Scottie Wilson British, 1888-1972

Scottie Wilson was a Scottish-Jewish outsider artist, best known for his highly detailed style of drawing. Wilson became an artist at the age of forty-four and is generally accepted to be one of the most historically significant figures in the history of Outsider Art. Wilson's uniquely intuitive drawings drew the attention and respect of the Surrealists and were collected by artists Jean Dubuffet and Pablo Picasso. Decades after his death, Wilson is still celebrated as one of the classic Outsider Artists.

 

Scottie (Robert) Wilson, born Louis Freeman in 1888, came from Glasgow, Scotland. As a young child he was forced to leave school in order to help support his family's meagre income, by amongst other things, selling newspapers on the street. Later in 1906, at the age of sixteen, he enlisted with the British army's Scottish Rifles and subsequently travelled extensively, serving in South Africa and India and later fighting on the Western Front during World War I. After the war, Wilson emigrated to Toronto, Canada, where he owned and ran a second-hand shop.

 

A self-taught artist and more or less illiterate throughout his life, Wilson began to draw in the 1930s. He first began to doodle just to pass the time in his shop. He drew prolifically, in an overwrought but refined style, producing a vast bestiary of fantastical creatures. The first dealer to encounter Wilson's work was a Canadian, Douglas Duncan, who displayed them in various gallery shows. In 1943 Wilson had his first solo exhibition in Toronto. After receiving recognition for his artwork, he abruptly returned to Britain in early 1945 and settled in Kilburn, London. Wilson soon became a well-known character on the London art scene and was championed by the London surrealists. A few months after his arrival he had a solo exhibition at the Arcade Gallery in London, shown concurrently with works by Pablo Picasso, Giorgio de Chirico, Paul Klee and Joan Miró. However Wilson rejected commercialism and he could be found on the street, selling his work for a minute fraction of the gallery prices.
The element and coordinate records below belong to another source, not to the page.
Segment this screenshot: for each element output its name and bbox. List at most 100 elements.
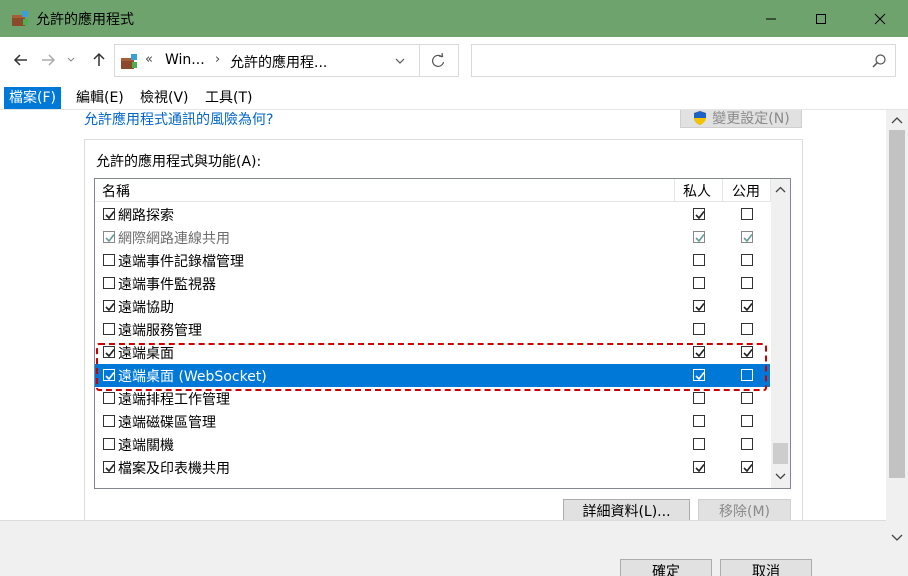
private-checkbox[interactable] <box>693 208 705 220</box>
chevron-down-icon <box>395 58 405 64</box>
app-enabled-checkbox[interactable] <box>103 392 115 404</box>
menu-view[interactable]: 檢視(V) <box>135 87 194 109</box>
forward-arrow-icon <box>42 54 56 66</box>
list-item[interactable]: 網際網路連線共用 <box>95 226 770 249</box>
app-enabled-checkbox[interactable] <box>103 300 115 312</box>
app-name: 遠端事件記錄檔管理 <box>118 254 244 270</box>
search-input[interactable] <box>471 44 896 77</box>
breadcrumb-windows[interactable]: Win... <box>165 52 205 68</box>
allowed-apps-label: 允許的應用程式與功能(A): <box>96 154 262 170</box>
list-scrollbar[interactable] <box>771 179 790 488</box>
public-checkbox[interactable] <box>741 323 753 335</box>
scroll-down-icon[interactable] <box>891 531 903 543</box>
address-dropdown-button[interactable] <box>390 52 410 70</box>
public-checkbox[interactable] <box>741 254 753 266</box>
cancel-button[interactable]: 取消 <box>720 559 812 576</box>
scroll-up-icon[interactable] <box>891 115 903 127</box>
check-icon <box>105 303 115 312</box>
public-checkbox[interactable] <box>741 277 753 289</box>
app-enabled-checkbox[interactable] <box>103 231 115 243</box>
list-item[interactable]: 遠端事件記錄檔管理 <box>95 249 770 272</box>
breadcrumb-separator[interactable]: › <box>215 52 220 67</box>
list-item[interactable]: 檔案及印表機共用 <box>95 456 770 479</box>
private-checkbox[interactable] <box>693 392 705 404</box>
menu-file[interactable]: 檔案(F) <box>4 87 61 109</box>
app-name: 遠端事件監視器 <box>118 277 216 293</box>
private-checkbox[interactable] <box>693 415 705 427</box>
app-name: 遠端磁碟區管理 <box>118 415 216 431</box>
firewall-location-icon <box>121 54 137 69</box>
list-item[interactable]: 遠端磁碟區管理 <box>95 410 770 433</box>
close-button[interactable] <box>857 0 903 37</box>
app-name: 遠端協助 <box>118 300 174 316</box>
check-icon <box>105 464 115 473</box>
public-checkbox[interactable] <box>741 438 753 450</box>
minimize-button[interactable] <box>748 0 794 37</box>
search-icon <box>872 54 886 68</box>
column-divider <box>674 179 675 202</box>
up-button[interactable] <box>88 49 110 71</box>
refresh-icon <box>432 52 445 67</box>
remote-desktop-highlight <box>96 343 767 391</box>
uac-shield-icon <box>694 111 707 125</box>
overflow-chevron[interactable]: « <box>145 52 153 67</box>
private-checkbox[interactable] <box>693 254 705 266</box>
app-enabled-checkbox[interactable] <box>103 323 115 335</box>
private-checkbox[interactable] <box>693 461 705 473</box>
back-arrow-icon <box>13 54 27 66</box>
list-item[interactable]: 遠端協助 <box>95 295 770 318</box>
public-checkbox[interactable] <box>741 208 753 220</box>
forward-button[interactable] <box>37 49 59 71</box>
app-name: 遠端服務管理 <box>118 323 202 339</box>
address-divider <box>419 45 420 76</box>
list-item[interactable]: 遠端服務管理 <box>95 318 770 341</box>
private-checkbox[interactable] <box>693 438 705 450</box>
page-scrollbar-thumb[interactable] <box>889 130 905 478</box>
page-scrollbar[interactable] <box>886 110 908 576</box>
firewall-app-icon <box>12 11 28 26</box>
breadcrumb-allowed-apps[interactable]: 允許的應用程... <box>230 52 327 72</box>
app-enabled-checkbox[interactable] <box>103 415 115 427</box>
public-checkbox[interactable] <box>741 300 753 312</box>
scroll-down-icon[interactable] <box>775 471 786 482</box>
private-checkbox[interactable] <box>693 323 705 335</box>
app-enabled-checkbox[interactable] <box>103 461 115 473</box>
change-settings-button[interactable]: 變更設定(N) <box>680 110 802 128</box>
scroll-up-icon[interactable] <box>775 185 786 196</box>
maximize-icon <box>816 13 826 24</box>
private-checkbox[interactable] <box>693 231 705 243</box>
column-header-public[interactable]: 公用 <box>732 181 760 201</box>
dialog-footer: 確定 取消 <box>0 521 886 576</box>
check-icon <box>743 303 753 312</box>
maximize-button[interactable] <box>798 0 844 37</box>
column-header-private[interactable]: 私人 <box>683 181 711 201</box>
public-checkbox[interactable] <box>741 461 753 473</box>
address-bar[interactable]: « Win... › 允許的應用程... <box>114 44 459 77</box>
private-checkbox[interactable] <box>693 277 705 289</box>
public-checkbox[interactable] <box>741 231 753 243</box>
menu-edit[interactable]: 編輯(E) <box>71 87 129 109</box>
list-scrollbar-thumb[interactable] <box>773 443 788 464</box>
list-item[interactable]: 遠端事件監視器 <box>95 272 770 295</box>
list-item[interactable]: 網路探索 <box>95 203 770 226</box>
app-enabled-checkbox[interactable] <box>103 254 115 266</box>
allowed-apps-list[interactable]: 名稱 私人 公用 網路探索網際網路連線共用遠端事件記錄檔管理 遠端事件監視器 遠端協… <box>94 178 791 489</box>
menu-tools[interactable]: 工具(T) <box>200 87 257 109</box>
refresh-button[interactable] <box>428 51 448 71</box>
check-icon <box>695 234 705 243</box>
public-checkbox[interactable] <box>741 392 753 404</box>
app-enabled-checkbox[interactable] <box>103 277 115 289</box>
app-name: 網路探索 <box>118 208 174 224</box>
list-item[interactable]: 遠端關機 <box>95 433 770 456</box>
risk-info-link[interactable]: 允許應用程式通訊的風險為何? <box>84 110 273 129</box>
app-enabled-checkbox[interactable] <box>103 438 115 450</box>
public-checkbox[interactable] <box>741 415 753 427</box>
back-button[interactable] <box>10 49 32 71</box>
column-header-name[interactable]: 名稱 <box>102 181 130 201</box>
app-name: 檔案及印表機共用 <box>118 461 230 477</box>
app-enabled-checkbox[interactable] <box>103 208 115 220</box>
private-checkbox[interactable] <box>693 300 705 312</box>
recent-locations-button[interactable] <box>64 49 78 71</box>
ok-button[interactable]: 確定 <box>620 559 712 576</box>
content-area: 允許應用程式通訊的風險為何? 變更設定(N) 允許的應用程式與功能(A): 名稱… <box>0 110 886 576</box>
He always lived on the periphery of the art scene, drawn to it but it was one he always despised.

 

Wilson drew in a semi-trance state but he did not intentionally channel spirits. His distinctive drawings are fantastical and decorative. His narrow range of visual elements embody a personal code of morality where 'Greedies' and 'Evils' (malignant personifications) are juxtaposed with naturalistic symbols of goodness and truth portrayed by stylized botanical forms, animals and birds. At other times his images are self-portraits drawn as clown caricatures or seem to contain references to North American totem poles or to Indian decoration. The evolution of his style was notoriously non-existent and it is very difficult to place his work in periods because he did not date most of his pictures. Wilson preferred to use crayon, pen and ink as they allowed him to work quickly but he also experimented with gouache.

 

In the 1960s, Wilson began to create paintings on plates and was subsequently commissioned by Royal Worcester to design a series of dinnerware. The picture 'Bird Song' was chosen as a design for the 1970 UNICEF Christmas Card. Wilson died in 1972 and although he always complained of poverty, under his bed he had hidden a suitcase full of cash and secreted large sums of money in various bank accounts.